In recent weeks I have noticed just how backwards the conservatives are these days. When I first really noticed this was with the Class Action Suit bill in the house right now. It seems that the conservatives see a real problem, and find a solution that does nothing to solve the original problem. In this case the problem is suits initiated by lawyers on false pretences to earn money, not to protect the citizens. What is the conservative answer? Their solution is to move the suits from the state courts to the federal courts, such that energy companies and the like get to face a judge which they know will sympathize with them, and has not personally experienced the harm they have caused. This does absolutely nothing to solve the problem of the false suits, it just gives another edge to big business over the citizens. A few other cases of this are the Iraqi war, in which we went to a majorly non-terrorist affiliated country to root out terrorists (of which we found few if any), and then changed the supposed purpose of the operation to appease the majority of the country.
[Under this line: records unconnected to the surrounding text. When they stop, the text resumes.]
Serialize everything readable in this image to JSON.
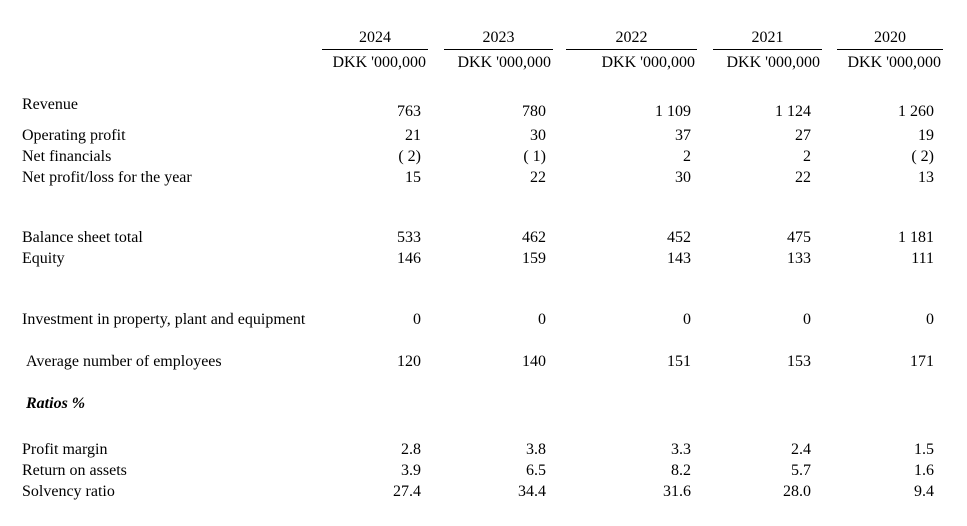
{
  "document": {
    "type": "financial-summary-table",
    "colors": {
      "text": "#000000",
      "background": "#ffffff",
      "rule": "#000000"
    },
    "table": {
      "columns": [
        {
          "year": "2024",
          "unit": "DKK '000,000"
        },
        {
          "year": "2023",
          "unit": "DKK '000,000"
        },
        {
          "year": "2022",
          "unit": "DKK '000,000"
        },
        {
          "year": "2021",
          "unit": "DKK '000,000"
        },
        {
          "year": "2020",
          "unit": "DKK '000,000"
        }
      ],
      "rows": [
        {
          "label": "Revenue",
          "values": [
            "763",
            "780",
            "1 109",
            "1 124",
            "1 260"
          ]
        },
        {
          "label": "Operating profit",
          "values": [
            "21",
            "30",
            "37",
            "27",
            "19"
          ]
        },
        {
          "label": "Net financials",
          "values": [
            "( 2)",
            "( 1)",
            "2",
            "2",
            "( 2)"
          ]
        },
        {
          "label": "Net profit/loss for the year",
          "values": [
            "15",
            "22",
            "30",
            "22",
            "13"
          ]
        },
        {
          "label": "Balance sheet total",
          "values": [
            "533",
            "462",
            "452",
            "475",
            "1 181"
          ]
        },
        {
          "label": "Equity",
          "values": [
            "146",
            "159",
            "143",
            "133",
            "111"
          ]
        },
        {
          "label": "Investment in property, plant and equipment",
          "values": [
            "0",
            "0",
            "0",
            "0",
            "0"
          ]
        },
        {
          "label": "Average number of employees",
          "values": [
            "120",
            "140",
            "151",
            "153",
            "171"
          ]
        },
        {
          "label": "Ratios %"
        },
        {
          "label": "Profit margin",
          "values": [
            "2.8",
            "3.8",
            "3.3",
            "2.4",
            "1.5"
          ]
        },
        {
          "label": "Return on assets",
          "values": [
            "3.9",
            "6.5",
            "8.2",
            "5.7",
            "1.6"
          ]
        },
        {
          "label": "Solvency ratio",
          "values": [
            "27.4",
            "34.4",
            "31.6",
            "28.0",
            "9.4"
          ]
        }
      ]
    }
  }
}
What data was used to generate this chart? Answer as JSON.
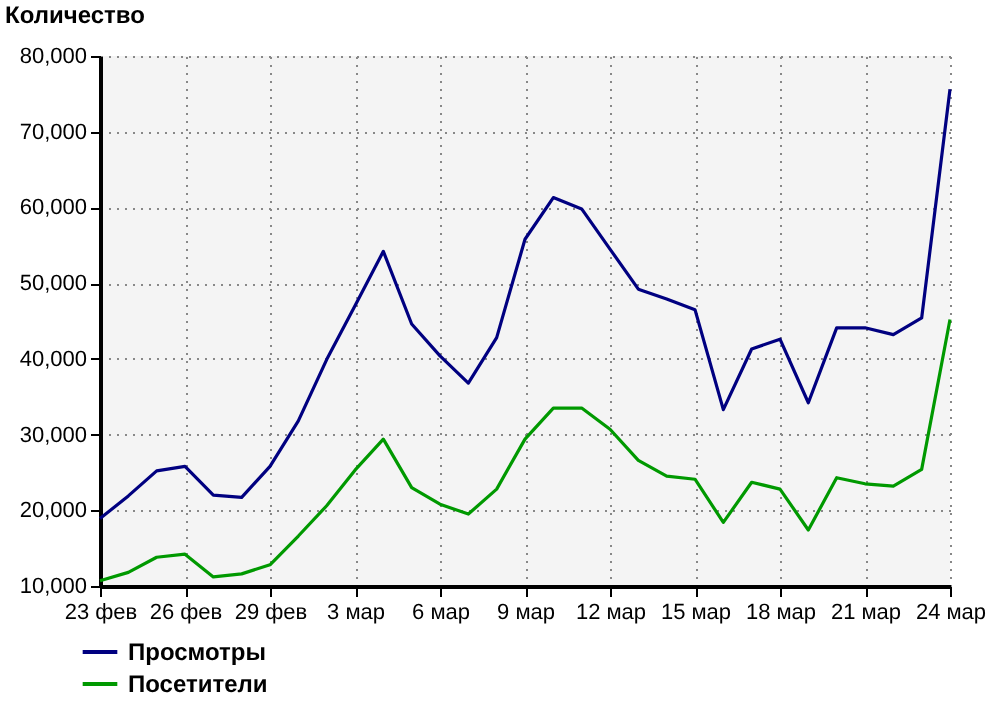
{
  "chart_data": {
    "type": "line",
    "ylabel": "Количество",
    "categories": [
      "23 фев",
      null,
      null,
      "26 фев",
      null,
      null,
      "29 фев",
      null,
      null,
      "3 мар",
      null,
      null,
      "6 мар",
      null,
      null,
      "9 мар",
      null,
      null,
      "12 мар",
      null,
      null,
      "15 мар",
      null,
      null,
      "18 мар",
      null,
      null,
      "21 мар",
      null,
      null,
      "24 мар"
    ],
    "series": [
      {
        "name": "Просмотры",
        "color": "#000080",
        "values": [
          18900,
          21900,
          25200,
          25800,
          22000,
          21700,
          25800,
          31800,
          39900,
          47000,
          54200,
          44600,
          40400,
          36800,
          42800,
          55800,
          61300,
          59800,
          54500,
          49200,
          47900,
          46500,
          33300,
          41300,
          42600,
          34200,
          44100,
          44100,
          43200,
          45400,
          75600
        ]
      },
      {
        "name": "Посетители",
        "color": "#009900",
        "values": [
          10700,
          11800,
          13800,
          14200,
          11200,
          11600,
          12800,
          16600,
          20600,
          25300,
          29400,
          23000,
          20800,
          19500,
          22800,
          29400,
          33500,
          33500,
          30700,
          26600,
          24500,
          24100,
          18400,
          23700,
          22800,
          17400,
          24300,
          23500,
          23200,
          25400,
          45200
        ]
      }
    ],
    "ylim": [
      10000,
      80000
    ],
    "yticks": [
      {
        "value": 10000,
        "label": "10,000"
      },
      {
        "value": 20000,
        "label": "20,000"
      },
      {
        "value": 30000,
        "label": "30,000"
      },
      {
        "value": 40000,
        "label": "40,000"
      },
      {
        "value": 50000,
        "label": "50,000"
      },
      {
        "value": 60000,
        "label": "60,000"
      },
      {
        "value": 70000,
        "label": "70,000"
      },
      {
        "value": 80000,
        "label": "80,000"
      }
    ],
    "grid": true,
    "legend": "bottom left",
    "marker": "none",
    "line_style": "solid"
  }
}
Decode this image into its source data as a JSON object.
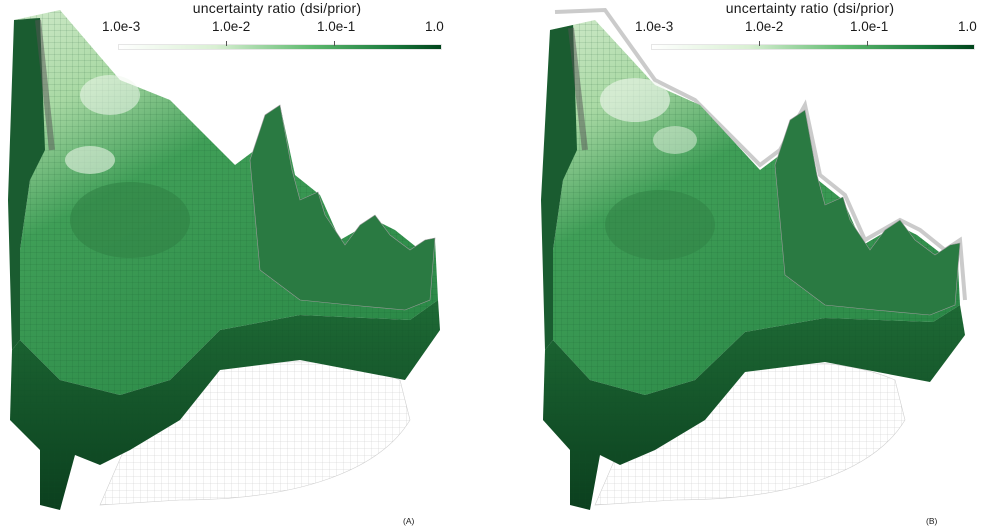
{
  "colors": {
    "ramp_low": "#ffffff",
    "ramp_mid": "#41a35a",
    "ramp_high": "#00441b",
    "mesh_line": "#bdbdbd"
  },
  "colorbar": {
    "title": "uncertainty ratio (dsi/prior)",
    "scale": "log",
    "ticks": [
      "1.0e-3",
      "1.0e-2",
      "1.0e-1",
      "1.0"
    ]
  },
  "panels": [
    {
      "label": "(A)"
    },
    {
      "label": "(B)"
    }
  ]
}
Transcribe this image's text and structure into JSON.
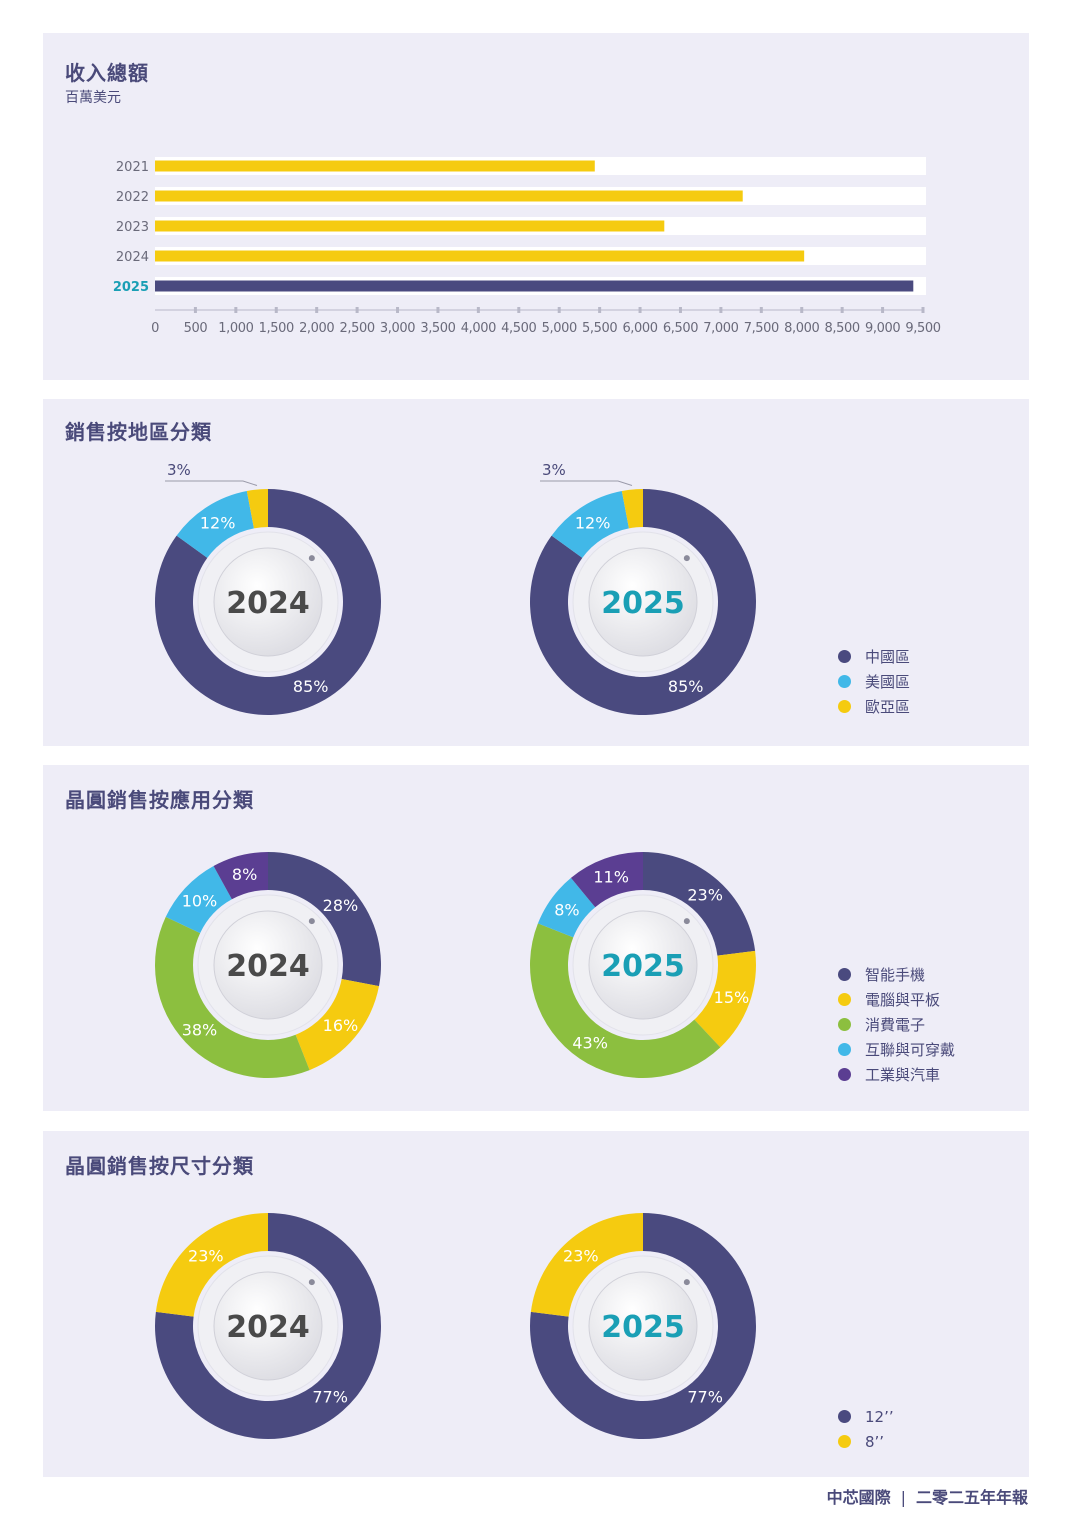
{
  "colors": {
    "navy": "#4a4a7f",
    "yellow": "#f5cb10",
    "cyan": "#41b8e8",
    "green": "#8cbf3f",
    "purple": "#5b3e92",
    "highlight": "#1a9fb5",
    "panel_bg": "#eeedf7"
  },
  "revenue": {
    "title": "收入總額",
    "subtitle": "百萬美元"
  },
  "region": {
    "title": "銷售按地區分類"
  },
  "application": {
    "title": "晶圓銷售按應用分類"
  },
  "size": {
    "title": "晶圓銷售按尺寸分類"
  },
  "footer": {
    "company": "中芯國際",
    "separator": "|",
    "report": "二零二五年年報"
  },
  "chart_data": [
    {
      "type": "bar",
      "orientation": "horizontal",
      "title": "收入總額",
      "subtitle": "百萬美元",
      "categories": [
        "2021",
        "2022",
        "2023",
        "2024",
        "2025"
      ],
      "values": [
        5440,
        7270,
        6300,
        8030,
        9380
      ],
      "highlight_category": "2025",
      "xlim": [
        0,
        9500
      ],
      "xticks": [
        "0",
        "500",
        "1,000",
        "1,500",
        "2,000",
        "2,500",
        "3,000",
        "3,500",
        "4,000",
        "4,500",
        "5,000",
        "5,500",
        "6,000",
        "6,500",
        "7,000",
        "7,500",
        "8,000",
        "8,500",
        "9,000",
        "9,500"
      ],
      "grid": false
    },
    {
      "type": "pie",
      "variant": "donut",
      "title": "銷售按地區分類",
      "charts": [
        {
          "center_label": "2024",
          "values": [
            85,
            12,
            3
          ],
          "labels": [
            "85%",
            "12%",
            "3%"
          ]
        },
        {
          "center_label": "2025",
          "values": [
            85,
            12,
            3
          ],
          "labels": [
            "85%",
            "12%",
            "3%"
          ]
        }
      ],
      "legend": [
        {
          "name": "中國區",
          "color": "#4a4a7f"
        },
        {
          "name": "美國區",
          "color": "#41b8e8"
        },
        {
          "name": "歐亞區",
          "color": "#f5cb10"
        }
      ],
      "legend_position": "right"
    },
    {
      "type": "pie",
      "variant": "donut",
      "title": "晶圓銷售按應用分類",
      "charts": [
        {
          "center_label": "2024",
          "values": [
            28,
            16,
            38,
            10,
            8
          ],
          "labels": [
            "28%",
            "16%",
            "38%",
            "10%",
            "8%"
          ]
        },
        {
          "center_label": "2025",
          "values": [
            23,
            15,
            43,
            8,
            11
          ],
          "labels": [
            "23%",
            "15%",
            "43%",
            "8%",
            "11%"
          ]
        }
      ],
      "legend": [
        {
          "name": "智能手機",
          "color": "#4a4a7f"
        },
        {
          "name": "電腦與平板",
          "color": "#f5cb10"
        },
        {
          "name": "消費電子",
          "color": "#8cbf3f"
        },
        {
          "name": "互聯與可穿戴",
          "color": "#41b8e8"
        },
        {
          "name": "工業與汽車",
          "color": "#5b3e92"
        }
      ],
      "legend_position": "right"
    },
    {
      "type": "pie",
      "variant": "donut",
      "title": "晶圓銷售按尺寸分類",
      "charts": [
        {
          "center_label": "2024",
          "values": [
            77,
            23
          ],
          "labels": [
            "77%",
            "23%"
          ]
        },
        {
          "center_label": "2025",
          "values": [
            77,
            23
          ],
          "labels": [
            "77%",
            "23%"
          ]
        }
      ],
      "legend": [
        {
          "name": "12’’",
          "color": "#4a4a7f"
        },
        {
          "name": "8’’",
          "color": "#f5cb10"
        }
      ],
      "legend_position": "right"
    }
  ]
}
Yet another is social security. The conservatives see another real problem, a dying system. Their solution? You invest your money until retirement age, then give it to us, and we dole out less than regular social security would, just another case where the conservatives give citizens the shaft.


----------



## adokken (Jan 28, 2003)

Maybe this was to protect the Grace Company from the lawsuits by citizens in Libby, Montana. Madtrapper


----------



## Plainsman (Jul 30, 2003)

adokken

Was that just a damage Bush any way you can because your a sore looser, or do you really believe what you said? Perhaps you just like getting MT worked up, that is humorous. It is so patently unrealistic to the average person that I am curious why you said it.


----------